Monday, February 22, 2010

High Wolf - Supermodern Temple (Krayon Recordings CS)


I'm a big fan of yellow and, though due only to a very limited number of exposure opportunities, of High Wolf. This tape is yellow AND High Wolf, so it was all good in my book from the get go. Which is to say that I've been jamming this one for going on months now without ever plopping down and penning the item. Plopping's happening in a big way today though, so High Wolf's time is nigh.

First off, a word of warning on the text here. The tape's fonts are practically indecipherable, rendered more as negative image hieroglyphics more than the good ol' fashioned Roman layout I've grown so accustomed to in my time here. So the two sides are either titled "Aztec Fountain" and "Parallel Vision" or something exceptionally different. Pay no mind though, the feel is right. We all know there's a lot of Skaters copyists spanning the globe these days, and who's to blame them? Skaters rule. But High Wolf, despite working in a similar mode on a lot of this stuff, takes the high road (get it?) by keeping his jams in ultra hi (get it again?) fidelity, making for glistening New Age psychedelicisms that squish to the touch and bloom if you put enough pressure on them. Ultra glistening stuff here that takes what feels like a million cliched lines and lays them on one another, mirrors on mirrors on mirrors, until there are too many reflections to find yourself, let alone your karmic state. Gorgeous and aimless stuff here on both sides, with a similar oeuvre being elucidated the whole stretch of tape.
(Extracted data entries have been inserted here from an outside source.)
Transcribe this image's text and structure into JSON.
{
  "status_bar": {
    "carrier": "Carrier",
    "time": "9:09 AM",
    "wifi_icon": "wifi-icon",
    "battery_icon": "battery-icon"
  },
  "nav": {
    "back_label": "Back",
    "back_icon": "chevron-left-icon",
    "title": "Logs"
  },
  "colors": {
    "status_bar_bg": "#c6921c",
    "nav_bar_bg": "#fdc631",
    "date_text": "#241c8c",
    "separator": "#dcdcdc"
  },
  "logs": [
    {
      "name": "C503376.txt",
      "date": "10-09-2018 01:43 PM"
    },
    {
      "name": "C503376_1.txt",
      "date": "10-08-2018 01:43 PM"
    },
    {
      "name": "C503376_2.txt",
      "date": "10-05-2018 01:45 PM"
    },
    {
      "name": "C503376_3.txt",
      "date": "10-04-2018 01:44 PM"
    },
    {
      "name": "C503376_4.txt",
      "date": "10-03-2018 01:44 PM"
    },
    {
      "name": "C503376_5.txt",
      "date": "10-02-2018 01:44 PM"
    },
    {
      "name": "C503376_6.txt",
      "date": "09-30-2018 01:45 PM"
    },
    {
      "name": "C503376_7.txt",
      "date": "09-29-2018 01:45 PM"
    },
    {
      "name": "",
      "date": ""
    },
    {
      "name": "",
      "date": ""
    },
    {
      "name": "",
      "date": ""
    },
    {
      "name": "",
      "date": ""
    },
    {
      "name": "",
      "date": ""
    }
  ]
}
You know, there's a lot of talk about beach culture, 80s nostalgia, blah blah blah on the blog-o-sphere these days but High Wolf is a fine demonstration for me of why those niches are so regrettable. Sure, there's a chillers vibe here to be certain, but not at the expense of a unique voice and honest vision. To be fair, there's a lot of stuff that's much more so that thing than this, but the general feel is there: slow beats, gliding melodies, fragments of vocal-sounding Beach Boys buildup. But it's all nill if it cares more about being that than being itself. High Wolf could easily be thrown in the mix of hypnagogic hoopla and released with a Ninja Turtle thrown on the cover but it isn't. In fact, the cover's practically illegible, letting the sounds make the statement, just as they should.

And for the record, it's not so much the concepts that I take issue with. It's the deliberate pigeon holding of groups who deserve far more credit than to just be likened to one another. Anyway, tight album from the hitherto unknown to me Krayon Recordings. Seek it out and see what's cracking.